Youcef Nadarkhani, 34, was offered a third and final chance to recant his faith in Jesus Christ to avoid execution by hanging, but he replied: “I am resolute in my faith and Christianity and have no wish to recant.”

Nadarkhani was sentenced to death for apostasy in September 2010.  The crime is based on religious writings by Iranian clerics, including Ayatollah Khomeini, the founder of the Islamic Republic of Iran, despite the fact that there is no offence of “apostasy” in the nation’s penal code, Amnesty International reports.
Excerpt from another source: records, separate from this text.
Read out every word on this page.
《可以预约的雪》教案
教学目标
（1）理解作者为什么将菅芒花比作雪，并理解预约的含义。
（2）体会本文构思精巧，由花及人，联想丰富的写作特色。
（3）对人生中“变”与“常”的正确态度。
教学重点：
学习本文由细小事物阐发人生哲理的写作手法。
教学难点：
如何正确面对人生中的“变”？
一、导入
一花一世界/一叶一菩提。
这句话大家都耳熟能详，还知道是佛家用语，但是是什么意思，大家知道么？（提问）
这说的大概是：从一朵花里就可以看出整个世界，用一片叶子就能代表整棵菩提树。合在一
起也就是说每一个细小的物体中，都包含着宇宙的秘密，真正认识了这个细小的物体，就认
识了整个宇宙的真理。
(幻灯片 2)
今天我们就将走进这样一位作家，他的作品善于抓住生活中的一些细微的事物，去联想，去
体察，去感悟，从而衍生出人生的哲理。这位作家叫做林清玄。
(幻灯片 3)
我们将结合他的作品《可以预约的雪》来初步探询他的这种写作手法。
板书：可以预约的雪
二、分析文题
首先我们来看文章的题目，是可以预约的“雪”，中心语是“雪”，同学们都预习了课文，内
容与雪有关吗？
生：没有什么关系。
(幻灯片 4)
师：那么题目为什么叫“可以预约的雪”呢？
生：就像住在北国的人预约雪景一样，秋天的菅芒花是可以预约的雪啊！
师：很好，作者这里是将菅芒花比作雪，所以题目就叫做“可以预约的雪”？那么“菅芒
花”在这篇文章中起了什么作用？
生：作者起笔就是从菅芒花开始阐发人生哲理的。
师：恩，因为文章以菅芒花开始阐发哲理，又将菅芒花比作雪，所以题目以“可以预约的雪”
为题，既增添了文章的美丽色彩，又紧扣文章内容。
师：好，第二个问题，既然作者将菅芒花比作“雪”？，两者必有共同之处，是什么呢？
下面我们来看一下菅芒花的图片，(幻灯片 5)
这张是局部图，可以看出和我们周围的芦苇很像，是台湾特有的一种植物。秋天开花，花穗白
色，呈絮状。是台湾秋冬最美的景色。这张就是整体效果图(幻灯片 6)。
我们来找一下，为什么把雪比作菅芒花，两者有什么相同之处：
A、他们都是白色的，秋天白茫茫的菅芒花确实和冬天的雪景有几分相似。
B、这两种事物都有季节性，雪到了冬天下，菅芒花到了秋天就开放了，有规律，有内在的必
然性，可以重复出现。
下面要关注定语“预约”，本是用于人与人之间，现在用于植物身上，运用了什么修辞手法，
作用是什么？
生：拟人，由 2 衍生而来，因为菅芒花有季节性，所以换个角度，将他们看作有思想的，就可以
Though the judgment runs against current Iranian and international laws and is not codified in Iranian penal code, the judge stated that the court must uphold the decision of the 27th Branch of the Supreme Court in Qom.  The panel of five judges will decide within a week whether to confirm his execution for apostasy, Mohammed Ali Dadkhah, his lawyer, told The Times newspaper.

Pastor Youcef Nadarkhani, who maintains he has never been a Muslim as an adult, has Islamic ancestry and therefore must recant his faith in Jesus Christ, the 11th branch of Iran’s Gilan Provincial Court ruled.

When asked to repent, Nadarkhani stated: “Repent means to return.  What should I return to?  To the blasphemy that I had before my faith in Christ?”

The judge replied: “To the religion of your ancestors, Islam.”

“I cannot,” Nadarkhani said.

Nadarkhani, a pastor in the 400-member Church of Iran, has been held in that country’s Gilan Province since October 2009 after he protested to local education authorities that his son was forced to read from the Koran at school.  His wife, Fatemeh Pasandideh, was also arrested in June 2010 in an apparent attempt to pressure him to renounce his faith, but she was released in October 2010, according to Amnesty International.

Elise Auerbach, an Iranian analyst for Amnesty International USA, said that an execution for apostasy has not been carried out in Iran since 1990.  Nadarkhani’s sentence is a “clear violation of international law,” she said.

“The key is to keep up the pressure and to publicise the story because it obviously outrages most people,” Auerbach said. “It’s part of the pattern of persecution based on religion in Iran.”